Réunion du 15 mai 2008 à 15h00
Protection du secret des sources des journalistes — Exception d'irrecevabilité

Photo issue du site de l'Assemblée nationale ou de WikipediaSerge Blisko :

Vous qui êtes un bon juriste, monsieur Blanc, vous ne semblez pas avoir saisi ce qu'a dit Mme Filippetti : lorsque nous évoquons une régression, ce n'est pas par rapport à la loi de 1881 – qui, nous sommes tous d'accord sur ce point, est la loi princeps d'organisation de la liberté de la presse –, mais par rapport à la Cour européenne des droits de l'homme. D'où notre déception : nous espérions atteindre le standard européen en la matière !

Les notions d'« intérêt impérieux », de crimes ou de délits « à la particulière gravité », par leur caractère subjectif pouvant donner lieu à des interprétations très extensives, entraînent ipso facto un risque d'arbitraire. Il ne saurait y avoir de protection des sources si ce sont les humeurs du moment ou l'émotion publique qui en délimitent les contours.

À la lecture du texte, d'autres inquiétudes étaient nées, par exemple, de la définition très restrictive de la notion du métier de journaliste. Quelques-unes de ces réserves sont aujourd'hui levées. Devant la commission des lois, plusieurs des amendements présentés par M. le rapporteur ont permis de préciser et de clarifier certaines dispositions du texte qui paraissaient obscures. Toutefois, le point d'équilibre recherché ne nous semble pas encore atteint : la moitié du travail reste à faire, et nous comptons beaucoup, pour cela, sur la discussion parlementaire. Malheureusement, avec les nouvelles attaques contre l'AFP de la part de Frédéric Lefebvre, cela commence plutôt mal. En agissant de la sorte, vous ne tirez pas le texte vers le haut, cher collègue ! (Exclamations sur les bancs du groupe de l'Union pour un mouvement populaire.)

Ce projet de loi, même utilement amendé, n'en reste pas moins sur bien des aspects très en deçà de ce que nous étions en droit d'espérer. Il nous semble ainsi regrettable de lier la protection du secret des sources à l'information du public « sur des questions d'intérêt général ». Une telle formulation est particulièrement malheureuse, car elle permettra à la puissance publique d'interpréter de manière subjective la teneur de ces questions. Je le répète : rester dans le vague laisse la porte ouverte à tous les arbitraires. Vous réduisez du même coup l'ambition de ce texte en exposant les journalistes et leurs collaborateurs à une insécurité juridique très proche, en fin de compte, de celle qui prévaut aujourd'hui – même si telle n'était pas votre intention initiale.

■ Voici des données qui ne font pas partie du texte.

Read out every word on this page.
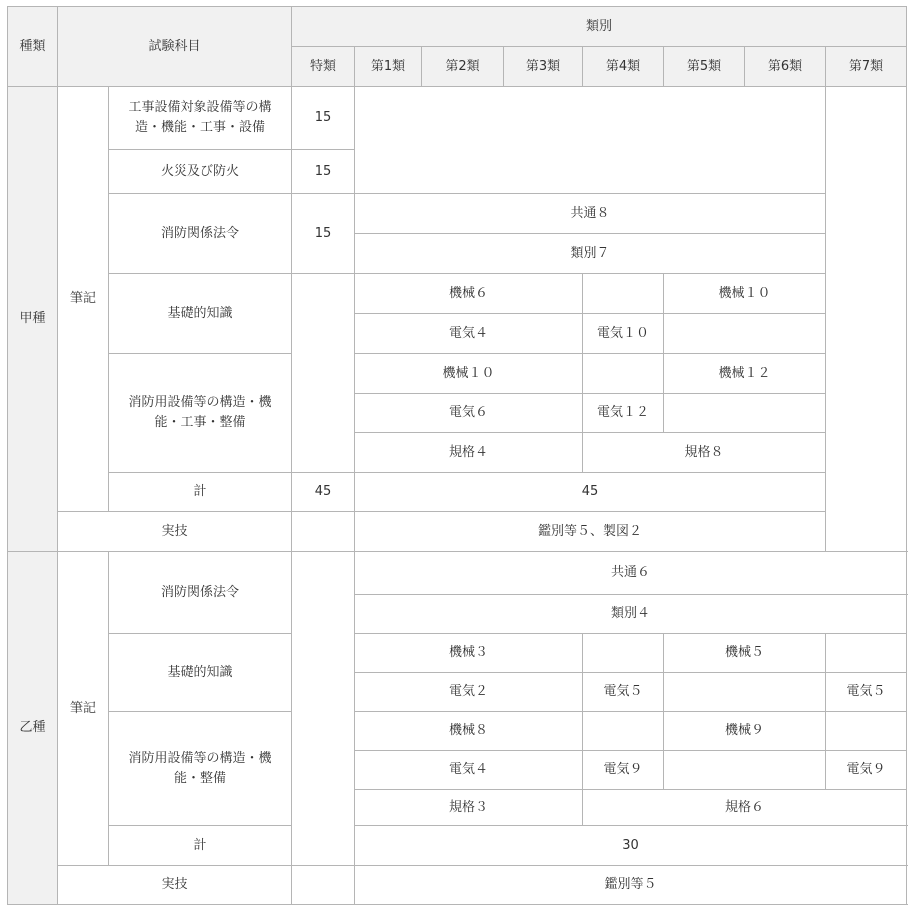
種類	試験科目		類別							
			特類	第1類	第2類	第3類	第4類	第5類	第6類	第7類
甲種	筆記	工事設備対象設備等の構造・機能・工事・設備	15							
		火災及び防火	15							
		消防関係法令	15	共通８						
				類別７						
		基礎的知識		機械６				機械１０		
				電気４			電気１０			
		消防用設備等の構造・機能・工事・整備		機械１０				機械１２		
				電気６			電気１２			
				規格４			規格８			
		計	45	45						

	実技			鑑別等５、製図２						
乙種	筆記	消防関係法令		共通６						
				類別４						
		基礎的知識		機械３				機械５		
				電気２			電気５			電気５
		消防用設備等の構造・機能・整備		機械８				機械９		
				電気４			電気９			電気９
				規格３			規格６			
		計		30						

	実技			鑑別等５						
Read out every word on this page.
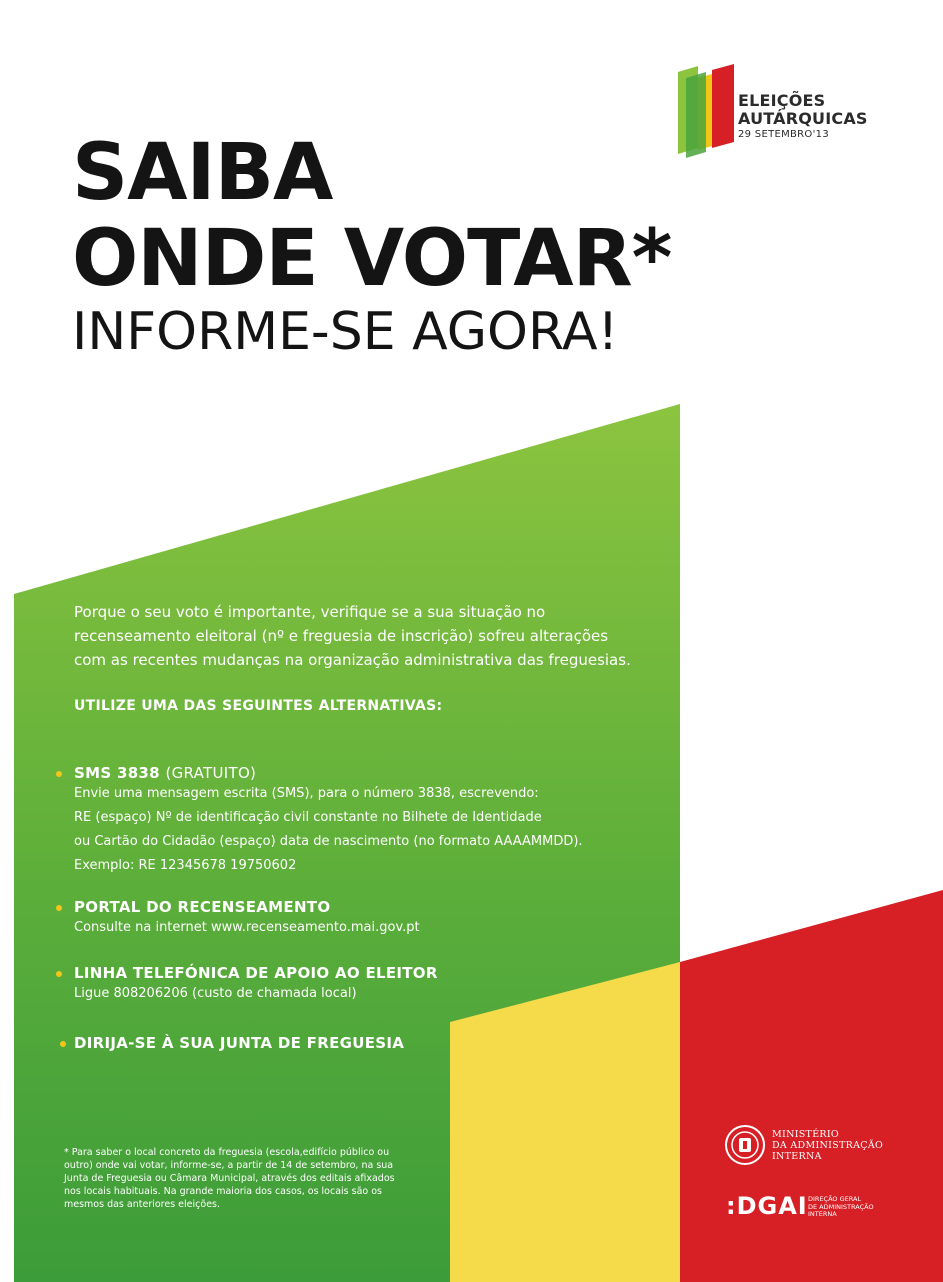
ELEIÇÕES
AUTÁRQUICAS
29 SETEMBRO'13
SAIBA
ONDE VOTAR*
INFORME-SE AGORA!

Porque o seu voto é importante, verifique se a sua situação no recenseamento eleitoral (nº e freguesia de inscrição) sofreu alterações com as recentes mudanças na organização administrativa das freguesias.

UTILIZE UMA DAS SEGUINTES ALTERNATIVAS:
SMS 3838 (GRATUITO)
Envie uma mensagem escrita (SMS), para o número 3838, escrevendo:
RE (espaço) Nº de identificação civil constante no Bilhete de Identidade
ou Cartão do Cidadão (espaço) data de nascimento (no formato AAAAMMDD).
Exemplo: RE 12345678 19750602
PORTAL DO RECENSEAMENTO
Consulte na internet www.recenseamento.mai.gov.pt
LINHA TELEFÓNICA DE APOIO AO ELEITOR
Ligue 808206206 (custo de chamada local)
DIRIJA-SE À SUA JUNTA DE FREGUESIA
* Para saber o local concreto da freguesia (escola,edifício público ou outro) onde vai votar, informe-se, a partir de 14 de setembro, na sua Junta de Freguesia ou Câmara Municipal, através dos editais afixados nos locais habituais. Na grande maioria dos casos, os locais são os mesmos das anteriores eleições.
MINISTÉRIO
DA ADMINISTRAÇÃO
INTERNA
:DGAI DIREÇÃO GERAL
DE ADMINISTRAÇÃO
INTERNA
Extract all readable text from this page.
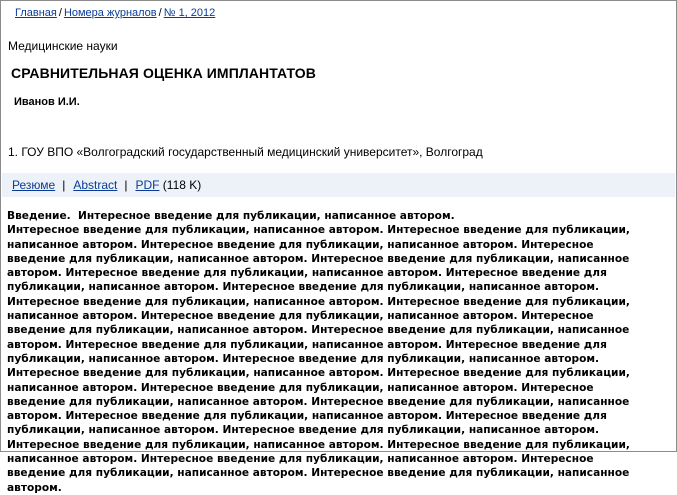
Главная / Номера журналов / № 1, 2012
Медицинские науки
СРАВНИТЕЛЬНАЯ ОЦЕНКА ИМПЛАНТАТОВ
Иванов И.И.
1. ГОУ ВПО «Волгоградский государственный медицинский университет», Волгоград
Резюме | Abstract | PDF (118 K)
Введение. Интересное введение для публикации, написанное автором.
Интересное введение для публикации, написанное автором. Интересное введение для публикации, написанное автором. Интересное введение для публикации, написанное автором. Интересное введение для публикации, написанное автором. Интересное введение для публикации, написанное автором. Интересное введение для публикации, написанное автором. Интересное введение для публикации, написанное автором. Интересное введение для публикации, написанное автором. Интересное введение для публикации, написанное автором. Интересное введение для публикации, написанное автором. Интересное введение для публикации, написанное автором. Интересное введение для публикации, написанное автором. Интересное введение для публикации, написанное автором. Интересное введение для публикации, написанное автором. Интересное введение для публикации, написанное автором. Интересное введение для публикации, написанное автором. Интересное введение для публикации, написанное автором. Интересное введение для публикации, написанное автором. Интересное введение для публикации, написанное автором. Интересное введение для публикации, написанное автором. Интересное введение для публикации, написанное автором. Интересное введение для публикации, написанное автором. Интересное введение для публикации, написанное автором. Интересное введение для публикации, написанное автором. Интересное введение для публикации, написанное автором. Интересное введение для публикации, написанное автором. Интересное введение для публикации, написанное автором. Интересное введение для публикации, написанное автором. Интересное введение для публикации, написанное автором.
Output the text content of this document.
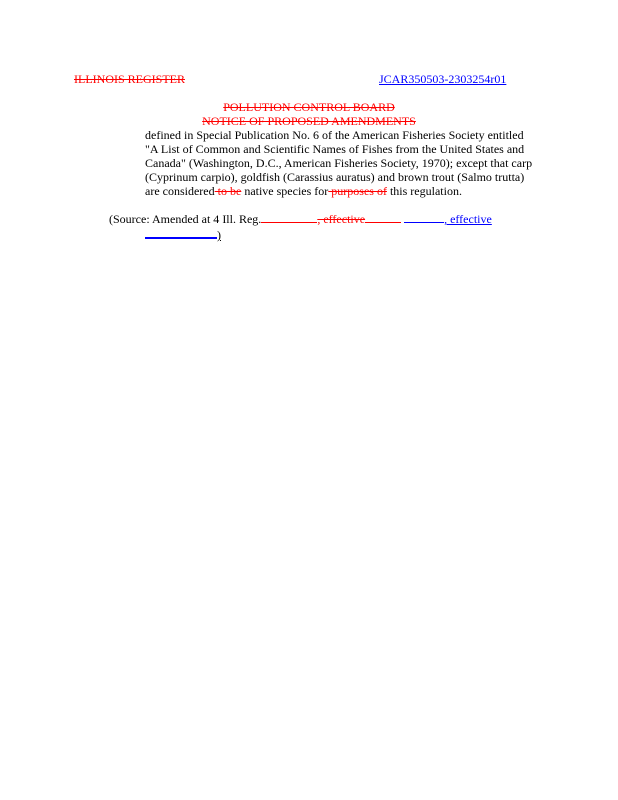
ILLINOIS REGISTER	JCAR350503-2303254r01
POLLUTION CONTROL BOARD
NOTICE OF PROPOSED AMENDMENTS
defined in Special Publication No. 6 of the American Fisheries Society entitled
"A List of Common and Scientific Names of Fishes from the United States and
Canada" (Washington, D.C., American Fisheries Society, 1970); except that carp
(Cyprinum carpio), goldfish (Carassius auratus) and brown trout (Salmo trutta)
are considered to be native species for purposes of this regulation.
(Source: Amended at 4 Ill. Reg.	, effective	, effective
)
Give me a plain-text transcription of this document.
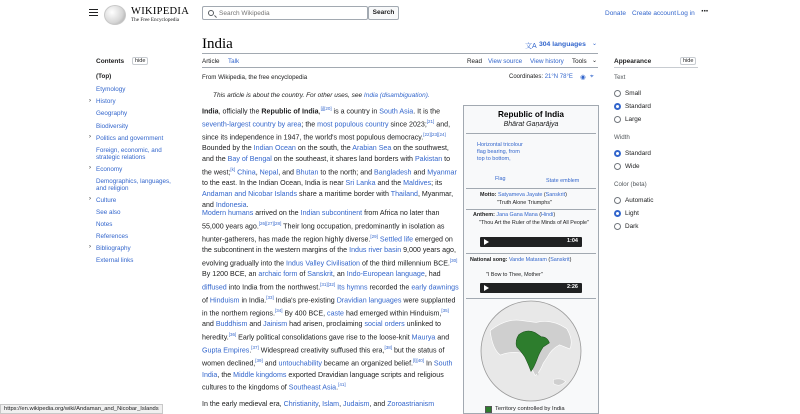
WIKIPEDIA
The Free Encyclopedia
Search Wikipedia
Search	Donate Create account Log in ···
Contents	hide
(Top)
Etymology
› History
Geography
Biodiversity
› Politics and government
Foreign, economic, and
strategic relations
› Economy
Demographics, languages,
and religion
› Culture
See also
Notes
References
› Bibliography
External links
India	文A 304 languages ⌄
Article Talk	Read View source View history Tools ⌄
From Wikipedia, the free encyclopedia	Coordinates: 21°N 78°E ◉ ⌖
This article is about the country. For other uses, see India (disambiguation).
India, officially the Republic of India,[j][20] is a country in South Asia. It is the seventh-largest country by area; the most populous country since 2023;[21] and, since its independence in 1947, the world's most populous democracy.[22][23][24] Bounded by the Indian Ocean on the south, the Arabian Sea on the southwest, and the Bay of Bengal on the southeast, it shares land borders with Pakistan to the west;[k] China, Nepal, and Bhutan to the north; and Bangladesh and Myanmar to the east. In the Indian Ocean, India is near Sri Lanka and the Maldives; its Andaman and Nicobar Islands share a maritime border with Thailand, Myanmar, and Indonesia.
Modern humans arrived on the Indian subcontinent from Africa no later than 55,000 years ago.[26][27][28] Their long occupation, predominantly in isolation as hunter-gatherers, has made the region highly diverse.[29] Settled life emerged on the subcontinent in the western margins of the Indus river basin 9,000 years ago, evolving gradually into the Indus Valley Civilisation of the third millennium BCE.[30] By 1200 BCE, an archaic form of Sanskrit, an Indo-European language, had diffused into India from the northwest.[31][32] Its hymns recorded the early dawnings of Hinduism in India.[33] India's pre-existing Dravidian languages were supplanted in the northern regions.[34] By 400 BCE, caste had emerged within Hinduism,[35] and Buddhism and Jainism had arisen, proclaiming social orders unlinked to heredity.[36] Early political consolidations gave rise to the loose-knit Maurya and Gupta Empires.[37] Widespread creativity suffused this era,[38] but the status of women declined,[39] and untouchability became an organized belief.[l][40] In South India, the Middle kingdoms exported Dravidian language scripts and religious cultures to the kingdoms of Southeast Asia.[41]
In the early medieval era, Christianity, Islam, Judaism, and Zoroastrianism
Republic of India
Bhārat Gaṇarājya
Horizontal tricolour flag bearing, from top to bottom,
Flag	State emblem
Motto: Satyameva Jayate (Sanskrit)
"Truth Alone Triumphs"
Anthem: Jana Gana Mana (Hindi)
"Thou Art the Ruler of the Minds of All People"
1:04
National song: Vande Mataram (Sanskrit)
"I Bow to Thee, Mother"
2:26
Territory controlled by India
Appearance	hide
Text
Small
Standard
Large
Width
Standard
Wide
Color (beta)
Automatic
Light
Dark
https://en.wikipedia.org/wiki/Andaman_and_Nicobar_Islands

En dépit d'un certain nombre d'avancées, nous considérons que ce texte mérite d'être revu. La loi belge du 7 avril 2005, accordant aux journalistes le droit de taire leurs sources d'information, a beaucoup été citée en exemple. En comparaison de ce qui se fait dans ce pays démocratique voisin, où la presse est libre et vigoureuse, force est de reconnaître, objectivement, que le texte qui nous est soumis fait figure de pâle copie, sans ambition, sans relief, mais, hélas, non sans ambiguïté.

C'est pourquoi, au nom du groupe socialiste, radical, citoyen et divers gauche, j'invite mes collègues à voter cette exception d'irrecevabilité. (Applaudissements sur les bancs du groupe socialiste, radical, citoyen et divers gauche et du groupe de la Gauche démocrate et républicaine.)